Temps de parole : cette discrète réforme qui favorise les grands partis

Une proposition de loi socialiste en cours d’examen au Parlement s’apprête à raccourcir la période d’égalité des temps de parole médiatiques pendant la campagne présidentielle. Un scandale, dénoncent les « petits » candidats visés par le texte.

A un peu plus d’un an de l’élection présidentielle de 2017, le Parlement est en train de modifier certaines règles qui régentent la campagne dans une indifférence quasi-générale. Pourtant, l’une des mesures en cours d’adoption s’annonce lourde de conséquences, puisqu’elle prévoit de réduire la période pendant laquelle les médias doivent respecter une égalité du temps de parole entre les candidats. Une disposition susceptible d’avantager les candidats investis par les principaux partis, au détriment de ceux qui partent de plus loin.

Cette mesure polémique fait partie d’une proposition de loi organique déposée par le groupe socialiste à l’Assemblée nationale. Ce texte a été examiné par les députés en décembre, puis par les sénateurs en février, en procédure accélérée. Cela veut dire que l’examen est réduit à une seule lecture par assemblée. Députés et sénateurs, qui ont voté des versions différentes du texte, tenteront de se mette d’accord en commission mixte paritaire (CMP) le 15 mars.

L’une de leurs divergences concerne la durée de la période d’égalité des temps de parole. Les règles actuelles prévoient que les médias assurent cette égalité pendant les cinq semaines qui précèdent le premier tour : les deux semaines de campagne officielle, mais aussi les trois semaines dites de « période intermédiaire », qui séparent la publication de la liste des candidats du lancement de la campagne officielle. La version initiale de la proposition de loi remplaçait l’égalité durant la période intermédiaire par un « principe d’équité » bien plus souple, sur lequel le Conseil supérieur de l’audiovisuel (CSA) serait chargé de veiller (voir encadré en fin d’article).
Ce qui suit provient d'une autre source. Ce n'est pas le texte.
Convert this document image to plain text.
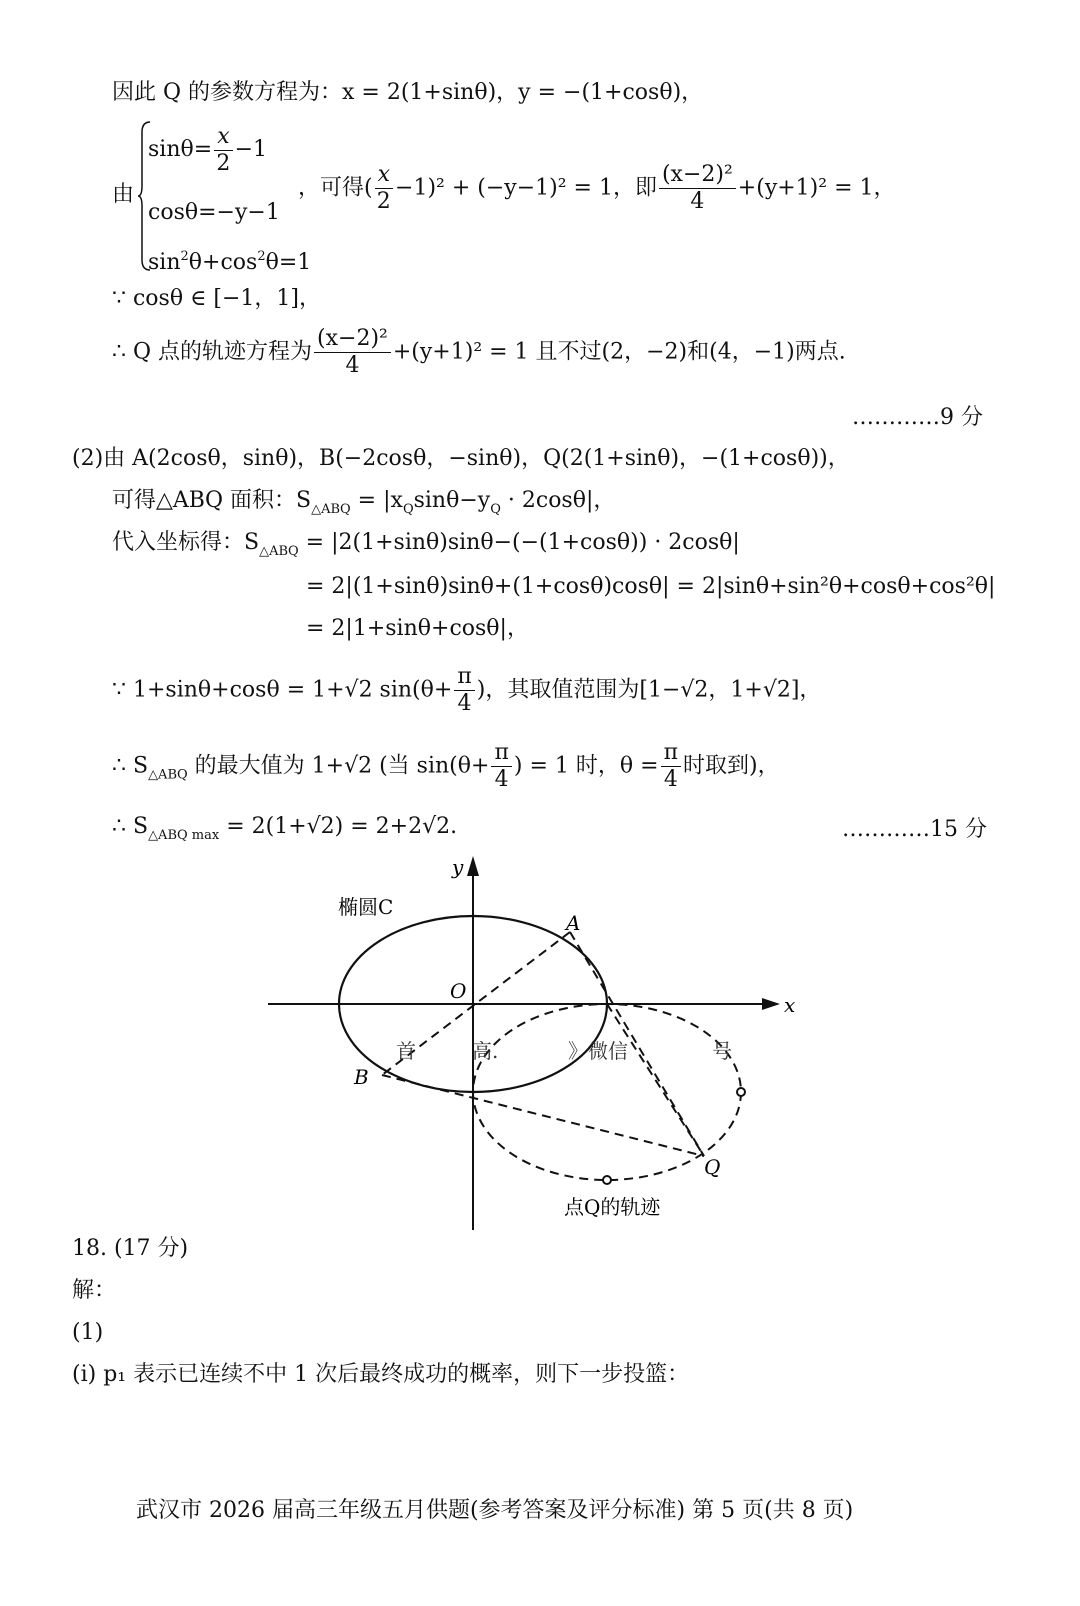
因此 Q 的参数方程为：x = 2(1+sinθ)，y = −(1+cosθ)，
由
$\sin\theta= \frac{x}{2} -1$
cosθ=−y−1
$\sin^2\theta+\cos^2\theta=1$
，可得( $\frac{x}{2} -1)^2 + (-y-1)^2 = 1$，即 $\frac{\text{(x−2)²}}{4} +(y+1)^2 = 1$，
∵ cosθ ∈ [−1，1]，
∴ Q 点的轨迹方程为 $\frac{\text{(x−2)²}}{4} +(y+1)^2 = 1$ 且不过(2，−2)和(4，−1)两点.
…………9 分
(2)由 A(2cosθ，sinθ)，B(−2cosθ，−sinθ)，Q(2(1+sinθ)，−(1+cosθ))，
可得△ABQ 面积：$S_{\triangle ABQ} = |x_Q\sin\theta-y_Q \cdot 2\cos\theta|$，
代入坐标得：$S_{\triangle ABQ} = |2(1+\sin\theta)\sin\theta-(-(1+\cos\theta)) \cdot 2\cos\theta|$
= 2|(1+sinθ)sinθ+(1+cosθ)cosθ| = 2|sinθ+sin²θ+cosθ+cos²θ|
= 2|1+sinθ+cosθ|，
∵ 1+sinθ+cosθ = 1+√2 $\sin(\theta+ \frac{\pi}{4}$ )，其取值范围为[1−√2，1+√2]，
∴ $S_{\triangle ABQ}$ 的最大值为 1+√2 (当 $\sin(\theta+ \frac{\pi}{4}$ ) = 1 时，$\theta = \frac{\pi}{4}$ 时取到)，
∴ $S_{\triangle ABQ max} = 2(1+√2) = 2+2√2$.	…………15 分
y
x
O
A
B
Q
椭圆C
点Q的轨迹
首	高.	》微信	号
18. (17 分)
解：
(1)
(ⅰ) p₁ 表示已连续不中 1 次后最终成功的概率，则下一步投篮：
武汉市 2026 届高三年级五月供题(参考答案及评分标准) 第 5 页(共 8 页)
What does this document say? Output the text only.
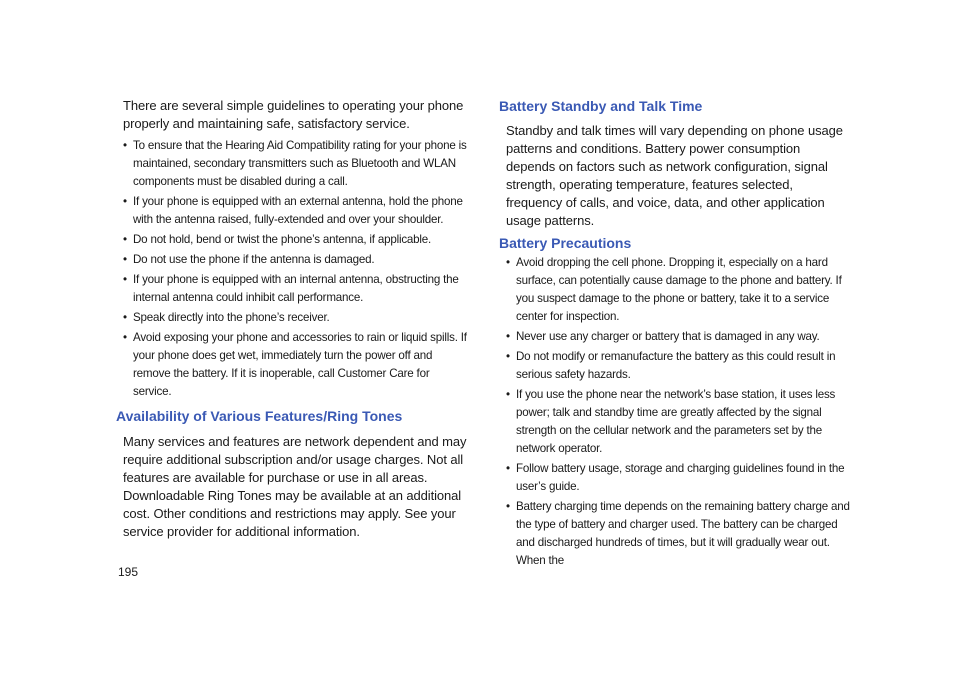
There are several simple guidelines to operating your phone properly and maintaining safe, satisfactory service.

• To ensure that the Hearing Aid Compatibility rating for your phone is maintained, secondary transmitters such as Bluetooth and WLAN components must be disabled during a call.
• If your phone is equipped with an external antenna, hold the phone with the antenna raised, fully-extended and over your shoulder.
• Do not hold, bend or twist the phone’s antenna, if applicable.
• Do not use the phone if the antenna is damaged.
• If your phone is equipped with an internal antenna, obstructing the internal antenna could inhibit call performance.
• Speak directly into the phone’s receiver.
• Avoid exposing your phone and accessories to rain or liquid spills. If your phone does get wet, immediately turn the power off and remove the battery. If it is inoperable, call Customer Care for service.
Availability of Various Features/Ring Tones

Many services and features are network dependent and may require additional subscription and/or usage charges. Not all features are available for purchase or use in all areas.

Downloadable Ring Tones may be available at an additional cost. Other conditions and restrictions may apply. See your service provider for additional information.

Battery Standby and Talk Time

Standby and talk times will vary depending on phone usage patterns and conditions. Battery power consumption depends on factors such as network configuration, signal strength, operating temperature, features selected, frequency of calls, and voice, data, and other application usage patterns.

Battery Precautions
• Avoid dropping the cell phone. Dropping it, especially on a hard surface, can potentially cause damage to the phone and battery. If you suspect damage to the phone or battery, take it to a service center for inspection.
• Never use any charger or battery that is damaged in any way.
• Do not modify or remanufacture the battery as this could result in serious safety hazards.
• If you use the phone near the network’s base station, it uses less power; talk and standby time are greatly affected by the signal strength on the cellular network and the parameters set by the network operator.
• Follow battery usage, storage and charging guidelines found in the user’s guide.
• Battery charging time depends on the remaining battery charge and the type of battery and charger used. The battery can be charged and discharged hundreds of times, but it will gradually wear out. When the
195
Mais le Sénat – majoritairement à droite – préfèrerait conserver l’égalité des temps de parole pendant cette période intermédiaire, tout en la réduisant à une dizaine de jours.

« C’est une castrophe pour la démocratie », s’alarme Nicolas Dupont-Aignan.

Quelle que soit la version finalement adoptée, le résultat va dans le même sens : la période d’égalité des temps de parole se trouvera bel et bien raccourcie. « Une folie », s’indigne auprès de Marianne Nicolas Dupont-Aignan, président de Debout la France, qui avait obtenu 1,78% des voix à la présidentielle de 2012. Le député de l’Essonne dénonce une alliance des partis installés pour exclure les autres candidats : « C’est gravissime. Il s’agit d’une volonté d’installer le tripartisme. C’est une catastrophe pour la démocratie, alors que la présidentielle est la seule élection qui intéresse encore les Français, justement parce qu’elle est libre. »

Bastien Faudot, investi en février comme candidat à la présidentielle du Mouvement républicain et citoyen (MRC) fondé par Jean-Pierre Chevènement, s’insurge lui aussi contre cette « déréglementation ». Et il file la métaphore : « Quelques grosses multinationales vont se partager le marché tandis que les PME vont souffrir. » Bastien Faudot accuse les grands partis de s’entendre « sur un coin de table » pour changer les règles : « Eux qui sont en général attachés à la concurrence libre et non faussée, ce serait bien qu’ils l’appliquent aussi à la politique ! » D’autres voix s’étaient élevées contre ce texte fin 2015, dont celles de Jean-Luc Mélenchon, candidat déclaré au scrutin de 2017, et Jean-Christophe Lagarde, le patron des centristes de l’UDI.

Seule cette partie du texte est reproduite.